Net pots are used in hydroponics cultivation and are found at hydroponic supply stores, or use your imagination & find your own (similar pots can be bought at any dollar store). The pail must be black or another very dark color - if not, wrap several layers of light-blocking tape around it, or spray it black or another very dark color.

Measure your net pot just below the lid, then draw a circle of the same diameter in the middle of the lid. Cut the circle out - carpet knives are a great tool for this. Set the net pot into the hole - it should stop just at the rim.

Fill the pot with clay pellets or another soilless medium. In the side of the bucket,just below the bottom of the lid,cut a small hole for the airline to fit through. (You can also cut the airline hole in the lid, but it will more than likely be in the way when you need to take the lid off for changing the water and nutrients in the bucket) 

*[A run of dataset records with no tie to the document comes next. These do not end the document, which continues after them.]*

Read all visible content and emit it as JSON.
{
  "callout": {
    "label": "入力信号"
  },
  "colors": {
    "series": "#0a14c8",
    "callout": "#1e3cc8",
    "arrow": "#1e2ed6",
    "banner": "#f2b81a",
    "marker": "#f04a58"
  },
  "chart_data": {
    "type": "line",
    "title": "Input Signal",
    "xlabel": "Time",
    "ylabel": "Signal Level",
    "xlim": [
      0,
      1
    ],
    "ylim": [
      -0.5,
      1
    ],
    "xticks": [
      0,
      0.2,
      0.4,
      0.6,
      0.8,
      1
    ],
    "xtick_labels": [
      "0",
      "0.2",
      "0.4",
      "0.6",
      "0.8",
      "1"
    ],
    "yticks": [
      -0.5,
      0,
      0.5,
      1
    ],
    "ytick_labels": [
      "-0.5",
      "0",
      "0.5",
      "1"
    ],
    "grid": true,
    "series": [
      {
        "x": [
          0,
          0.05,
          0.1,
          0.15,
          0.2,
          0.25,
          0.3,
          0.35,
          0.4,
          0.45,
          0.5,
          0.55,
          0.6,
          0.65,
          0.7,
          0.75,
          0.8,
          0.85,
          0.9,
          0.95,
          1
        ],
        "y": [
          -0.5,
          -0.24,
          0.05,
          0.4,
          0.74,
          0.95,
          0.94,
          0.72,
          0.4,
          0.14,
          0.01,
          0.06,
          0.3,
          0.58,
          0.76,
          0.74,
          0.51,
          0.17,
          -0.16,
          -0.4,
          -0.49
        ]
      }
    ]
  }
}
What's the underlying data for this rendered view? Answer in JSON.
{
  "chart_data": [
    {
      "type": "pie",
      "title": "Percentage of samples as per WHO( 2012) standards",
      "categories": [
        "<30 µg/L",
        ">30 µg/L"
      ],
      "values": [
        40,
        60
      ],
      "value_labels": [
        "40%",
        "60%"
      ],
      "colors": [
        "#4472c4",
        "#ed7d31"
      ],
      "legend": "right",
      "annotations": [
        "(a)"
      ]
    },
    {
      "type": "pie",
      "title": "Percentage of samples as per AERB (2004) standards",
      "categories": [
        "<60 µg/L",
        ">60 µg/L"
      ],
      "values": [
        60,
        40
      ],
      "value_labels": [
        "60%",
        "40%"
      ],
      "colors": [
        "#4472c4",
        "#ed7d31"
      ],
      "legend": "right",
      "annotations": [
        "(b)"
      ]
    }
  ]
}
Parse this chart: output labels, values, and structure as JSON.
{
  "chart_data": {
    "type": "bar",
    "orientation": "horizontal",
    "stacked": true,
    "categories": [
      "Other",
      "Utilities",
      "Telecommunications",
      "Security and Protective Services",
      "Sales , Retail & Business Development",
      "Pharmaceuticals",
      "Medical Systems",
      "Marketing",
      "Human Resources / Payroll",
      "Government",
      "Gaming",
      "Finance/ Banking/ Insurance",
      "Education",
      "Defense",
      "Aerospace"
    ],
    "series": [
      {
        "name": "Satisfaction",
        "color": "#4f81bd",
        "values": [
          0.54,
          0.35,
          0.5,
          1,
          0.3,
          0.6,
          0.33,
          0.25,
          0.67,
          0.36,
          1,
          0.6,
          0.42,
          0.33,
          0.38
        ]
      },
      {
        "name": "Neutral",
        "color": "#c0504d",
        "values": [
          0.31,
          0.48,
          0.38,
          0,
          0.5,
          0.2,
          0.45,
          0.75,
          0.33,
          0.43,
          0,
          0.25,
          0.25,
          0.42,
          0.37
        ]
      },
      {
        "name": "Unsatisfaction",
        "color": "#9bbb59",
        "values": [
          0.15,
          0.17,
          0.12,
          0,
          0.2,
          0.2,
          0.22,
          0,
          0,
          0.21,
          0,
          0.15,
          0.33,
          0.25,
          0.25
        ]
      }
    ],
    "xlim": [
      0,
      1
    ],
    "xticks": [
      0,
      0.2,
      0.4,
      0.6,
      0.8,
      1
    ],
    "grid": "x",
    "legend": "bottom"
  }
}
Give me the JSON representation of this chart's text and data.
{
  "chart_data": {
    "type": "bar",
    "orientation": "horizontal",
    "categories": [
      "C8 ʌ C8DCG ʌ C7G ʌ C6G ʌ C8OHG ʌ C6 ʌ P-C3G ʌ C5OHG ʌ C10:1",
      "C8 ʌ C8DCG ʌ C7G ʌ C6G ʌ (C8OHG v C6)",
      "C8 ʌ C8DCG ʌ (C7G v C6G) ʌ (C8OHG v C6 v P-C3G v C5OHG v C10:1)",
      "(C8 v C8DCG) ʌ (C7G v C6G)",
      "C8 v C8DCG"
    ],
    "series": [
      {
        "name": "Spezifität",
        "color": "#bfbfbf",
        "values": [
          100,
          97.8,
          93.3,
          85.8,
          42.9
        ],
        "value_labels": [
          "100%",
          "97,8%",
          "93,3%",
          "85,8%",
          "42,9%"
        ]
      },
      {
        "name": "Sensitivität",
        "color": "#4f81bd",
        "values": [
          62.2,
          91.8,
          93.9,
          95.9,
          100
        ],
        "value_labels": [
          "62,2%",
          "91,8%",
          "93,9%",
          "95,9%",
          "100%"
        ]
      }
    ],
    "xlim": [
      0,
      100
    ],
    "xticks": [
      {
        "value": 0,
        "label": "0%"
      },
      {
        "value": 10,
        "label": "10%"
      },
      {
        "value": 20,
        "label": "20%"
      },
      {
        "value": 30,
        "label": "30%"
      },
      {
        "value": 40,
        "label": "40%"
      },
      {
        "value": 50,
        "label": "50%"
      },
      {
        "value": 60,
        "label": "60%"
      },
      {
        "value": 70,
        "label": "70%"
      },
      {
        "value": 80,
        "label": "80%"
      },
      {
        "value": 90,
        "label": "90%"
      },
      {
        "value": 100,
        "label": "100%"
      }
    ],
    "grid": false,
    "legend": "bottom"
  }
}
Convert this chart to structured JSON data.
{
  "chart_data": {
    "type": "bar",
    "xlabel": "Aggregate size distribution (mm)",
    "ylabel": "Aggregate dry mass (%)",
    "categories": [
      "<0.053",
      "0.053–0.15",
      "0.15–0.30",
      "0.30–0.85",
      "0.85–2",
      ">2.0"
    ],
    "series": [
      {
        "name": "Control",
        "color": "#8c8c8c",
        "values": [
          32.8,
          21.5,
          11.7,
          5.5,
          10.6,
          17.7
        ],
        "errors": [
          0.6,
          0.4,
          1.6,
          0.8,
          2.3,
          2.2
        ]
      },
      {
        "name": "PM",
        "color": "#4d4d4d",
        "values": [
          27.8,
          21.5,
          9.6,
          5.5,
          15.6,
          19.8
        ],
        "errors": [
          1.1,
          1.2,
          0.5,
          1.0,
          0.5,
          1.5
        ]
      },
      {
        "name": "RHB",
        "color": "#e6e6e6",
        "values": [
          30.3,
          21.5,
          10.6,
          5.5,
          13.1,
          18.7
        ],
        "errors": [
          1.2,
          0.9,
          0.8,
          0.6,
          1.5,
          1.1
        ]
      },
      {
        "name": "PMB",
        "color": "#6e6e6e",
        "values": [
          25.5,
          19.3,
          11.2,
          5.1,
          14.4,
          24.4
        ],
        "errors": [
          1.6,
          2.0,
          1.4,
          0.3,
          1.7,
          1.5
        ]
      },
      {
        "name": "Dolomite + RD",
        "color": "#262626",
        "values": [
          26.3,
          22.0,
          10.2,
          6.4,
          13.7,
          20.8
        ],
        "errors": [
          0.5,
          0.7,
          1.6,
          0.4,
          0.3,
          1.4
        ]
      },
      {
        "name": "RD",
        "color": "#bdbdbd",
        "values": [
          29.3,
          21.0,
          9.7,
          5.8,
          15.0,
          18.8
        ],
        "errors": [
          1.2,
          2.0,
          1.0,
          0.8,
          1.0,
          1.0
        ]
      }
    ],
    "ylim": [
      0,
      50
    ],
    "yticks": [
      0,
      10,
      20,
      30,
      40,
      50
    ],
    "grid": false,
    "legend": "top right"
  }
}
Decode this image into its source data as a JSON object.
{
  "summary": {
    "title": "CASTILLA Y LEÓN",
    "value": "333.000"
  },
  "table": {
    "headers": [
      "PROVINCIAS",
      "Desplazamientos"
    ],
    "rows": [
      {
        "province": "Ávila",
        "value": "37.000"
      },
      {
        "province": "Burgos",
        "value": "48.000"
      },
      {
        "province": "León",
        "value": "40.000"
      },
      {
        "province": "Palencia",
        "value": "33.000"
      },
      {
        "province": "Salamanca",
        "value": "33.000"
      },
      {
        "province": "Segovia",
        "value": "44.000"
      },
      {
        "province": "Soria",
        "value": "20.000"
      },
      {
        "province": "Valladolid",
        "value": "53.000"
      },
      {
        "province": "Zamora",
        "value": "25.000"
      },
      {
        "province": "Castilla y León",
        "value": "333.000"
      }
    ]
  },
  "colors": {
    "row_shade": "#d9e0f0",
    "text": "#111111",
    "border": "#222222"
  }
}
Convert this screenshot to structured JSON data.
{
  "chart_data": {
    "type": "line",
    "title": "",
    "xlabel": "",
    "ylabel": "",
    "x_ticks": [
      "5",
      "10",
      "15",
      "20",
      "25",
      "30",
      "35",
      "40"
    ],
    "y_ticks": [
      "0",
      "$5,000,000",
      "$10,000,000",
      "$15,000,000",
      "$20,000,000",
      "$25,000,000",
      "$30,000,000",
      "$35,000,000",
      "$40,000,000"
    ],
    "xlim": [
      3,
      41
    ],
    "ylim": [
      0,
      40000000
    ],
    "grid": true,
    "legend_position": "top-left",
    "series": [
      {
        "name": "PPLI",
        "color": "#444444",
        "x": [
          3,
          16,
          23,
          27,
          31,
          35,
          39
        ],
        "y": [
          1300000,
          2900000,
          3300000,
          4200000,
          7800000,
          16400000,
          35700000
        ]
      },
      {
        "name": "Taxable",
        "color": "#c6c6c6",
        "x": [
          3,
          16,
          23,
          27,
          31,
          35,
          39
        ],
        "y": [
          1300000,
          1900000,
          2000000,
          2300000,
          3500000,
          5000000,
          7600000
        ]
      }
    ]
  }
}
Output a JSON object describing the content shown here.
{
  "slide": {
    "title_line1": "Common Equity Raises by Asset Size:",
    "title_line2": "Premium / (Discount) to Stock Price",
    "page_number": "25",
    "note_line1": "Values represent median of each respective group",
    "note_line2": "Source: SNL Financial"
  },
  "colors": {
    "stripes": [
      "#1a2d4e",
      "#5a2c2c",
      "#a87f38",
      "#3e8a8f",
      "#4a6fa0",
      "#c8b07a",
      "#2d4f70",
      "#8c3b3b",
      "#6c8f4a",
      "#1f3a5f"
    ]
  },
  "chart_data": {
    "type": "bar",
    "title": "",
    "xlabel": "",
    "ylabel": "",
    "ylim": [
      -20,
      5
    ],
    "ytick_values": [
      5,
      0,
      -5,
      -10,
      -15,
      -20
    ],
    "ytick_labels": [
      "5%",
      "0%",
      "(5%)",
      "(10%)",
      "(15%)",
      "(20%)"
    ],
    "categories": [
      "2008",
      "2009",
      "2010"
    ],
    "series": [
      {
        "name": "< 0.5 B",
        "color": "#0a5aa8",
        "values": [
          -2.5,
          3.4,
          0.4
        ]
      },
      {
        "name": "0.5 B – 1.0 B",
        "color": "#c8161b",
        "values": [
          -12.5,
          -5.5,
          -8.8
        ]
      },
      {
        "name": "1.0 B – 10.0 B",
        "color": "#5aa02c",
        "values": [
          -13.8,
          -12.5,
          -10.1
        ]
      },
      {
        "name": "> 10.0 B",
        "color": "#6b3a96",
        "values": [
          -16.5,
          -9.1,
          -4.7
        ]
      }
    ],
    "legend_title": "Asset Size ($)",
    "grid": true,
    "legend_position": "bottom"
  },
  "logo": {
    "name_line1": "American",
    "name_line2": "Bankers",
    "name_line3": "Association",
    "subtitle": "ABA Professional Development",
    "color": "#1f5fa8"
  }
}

Run the airline from your aquarium pump into your two way valve and from your valve (some pumps come with a "T" fitting...this can also be used) in through the hole on the side of the bucket and down into the bottom of the bucket. Then attach your weight & airstone. ( Be sure that you buy a pump that will be able to deliver 500cc's-600cc's/min to your bucket, per gallon of water. This will ensure that the roots are recieving enough oxygen to be able to grow at the maximum rate.) 

Fill the pail with water to appx. 1" below the bottom of the pot (enough to mostly immerse the roots), and hang the aquarium heater inside of the pail.(Be sure that the heater you buy is adequate for the size of your pail). Put the lid on, and plug in the pump & heater. Optimum water temperature is 65-75 degrees.

Put your seedling into the net pot, then gently fill the pot with your medium.

Once your temperature is right, set the lid onto the pail.

Congratulations! You are now a hydro grower!


----------



## cincy boy

Nice Nice :d


----------



## Goldie

Thanks - I don`t often write anything on my own.

Love that avatar - that is so you!


----------



## cincy boy

I changed it again I cant pick a certain one hahaha


----------



## Goldie

Ha ha ha - aren`t they fun? You will find one to stick with soon - or maybe not!


----------



## Bubonic Chronic

any pics available to help out?


----------



## bizzy323

bubonic thats a old post and goldie is gone I believe.


----------



## 4u2sm0ke

:rofl: LMAO  Bizzy


----------



## MP4FREEDOM

hay could u do a sog with a tub kinda simler to the ones the are useing as bubler cloners or what im thinking somthing like one with mother plants and clones (enough to fill the next tray say like 2 other tubs the mothers under 70 watt hps and runn like 16 hours and alternate the ther  2 trays under 1000 watt hps but i would fill one and wait for a munth and fill the other omabe lik 4 in a sqare  and crop every couple weeks or so keep all stands the same in the same tub but u can alter nat that to just a thought mabe ill just go ahade ad tri it after i can get som dam seeds waiting on replys about seeds u guys got any info my faverat was seeds direct and theve been shut down for a while now


----------



## 0b1kinsmokey

pulled 22 Ps this season with different dwc setups, ive got multiple 4 bucket setups and i am upgrading this next season (woohoo) to my two 20 foot shipping containrs handy made by "Gstorm", cant wait!

i will glady take u guys along for the ride if ude like on that one
 i will be going with 5 seperate 6bucket setups, using my new favorite 'recirculating dwc' tek. dwc is the sht if ur a growr with a kindgreen thumb 

here some pics, most of these happen to be on the shity camera, but ive got plenty on the good camera ill post up soon


----------